Héraklès traversant la Crau protégé des géants par le caillassage des aigles de Zeus, vu par Enric Damofli - détail (photo MN)

Lui repars. A l’automne il redeviendra Cantalien. Une maison à remonter, une famille à soigner, une sérénité à protéger l'y conduisent.  Mais Joan-Glaudi avait voulu de cette Provence, a eu la volonté de s’y intégrer, à tel point qu’il en a acquis la langue, l’enseigne, et l’écrit en vue de la publier.

 

Tout a commencé à Martigues, son premier point de chute, dans une HLM. Là, parmi ses maîtres il y a eu Enric Damòfli, lui même enseignant, occitaniste, et plasticien passionné de la mythologie provençale qu’il a traduit sur toile avec malice. Hélas le maître, si modeste qu’il choisit comme pseudo “Un de mai”, a brutalement disparu voici vingt ans. Martigues a donné son nom à une école élémentaire du réseau des Centres d’Apprentissage Continu de la Langue Régionale; chaque enfant y apprend le provençal trois heures par semaine, et y fait du provençal dans une autre matière durant également trois heures.

 

Il se souvient également de la bienveillance de Maria-Terèsa Hermitte, elle aussi décédée au début du siècle. “Il m’ont transmis le virus du provençal, bien apte à vous aider à vivre celui-là, et à l’époque, l’Education Nationale nous formait durant un mois de stage. Un mois ! Ce serait inenvisageable aujourd’hui.” Mais quel élan pour ces jeunes maîtres qui, depuis, se sont révélés des pédagogues investis dans trente écoles des Bouches-du-Rhône, avant...avant que, osons le dire, l’Education Nationale ne se mette à régenter cela avec le même esprit d’économie gestionnaire étroit que le ministère de la Santé, dans un autre domaine...

 


Sans société comment écrire ?

L'univers de l'écrivain (photo JCP DR)

Joan-Glaudi s’est nourri, durant toutes ces années post-Martégales, des gens de son nouveau pays, le Luberon d’entre Goult et Lacoste. C’est là qu’il a imaginé son œuvre. L’auteur de Una pèire e un tamborin, des Filhas de Sion et du récent Flors Paganas a du mal à penser à son prochain opus. Pour cela, il faut que cesse le confinement et qu’il puisse à nouveau se mêler au monde.

 

Mais il sait qu’il n’a pas tari le flot des anecdotes morales, des caractères et des situations qui lui donneront la matière d’une suite aux Flors Paganas.

 

L’ouvrage est né d’une distinction. La Vall d’Aran lui a décerné son prix annuel, L’Institut d’Estudis Occitans des Alpes-Maritimes lui a proposé de l’éditer. L’IEO 06 a une activité éditoriale qui dépasse bien largement le seul domaine du niçois. Jean-Pierre Baquié et l’équipe avancent discrètement, mais efficacement. Elle a publié déjà des auteurs internationalement reconnus, comme la jeune Estonienne Sofi Oksanen, ou des talents incontestables comme celui de la provençale Magali Bizot-Dargent, personne, parmi les auteur(e)s ne s’est encore plaint d’avoir été maltraité, et la chourmo niçoise inspire confiance.

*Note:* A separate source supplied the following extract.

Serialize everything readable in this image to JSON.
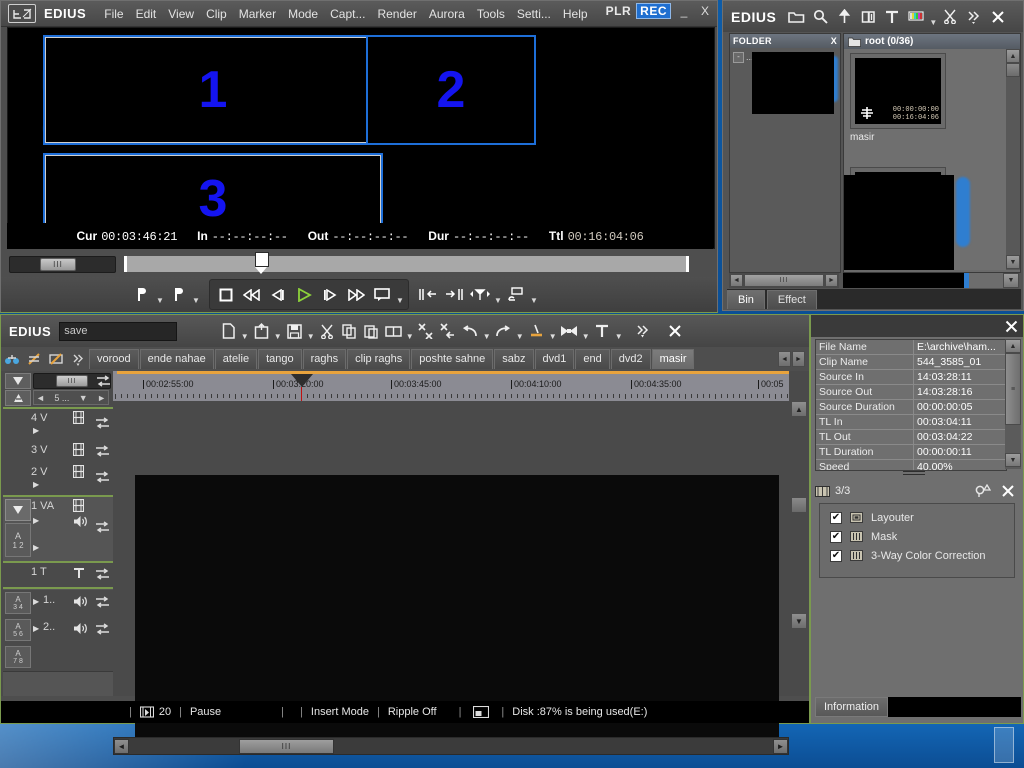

Le Luberonais Joan-Glaudi Puech lui a donc livré le manuscrit de ces chroniques morales, souvent douces amères, contempteuses des bourgeois et arlèris qui font “le fier”, mais bienveillantes pour les handicapés ou des gens “à côté” dont le grand cœur devrait leur éviter la solitude si l’Humanité était humaine, des amours pudiquement avoués, des obsessions d’une vie, des secrets remords, des gens qui faiblissent avec l’âge.

Pour lui l'humain le plus faible diffuse la force d'aimer ; la société, elle, est incontinente. Tous ses produits de consommation et toutes ses modes n'y changent rien.

 


Le vieux monde se meurt, le nouveau tarde à apparaître...

L'écrivain en temps de décroissance forcée (photo JCP DR)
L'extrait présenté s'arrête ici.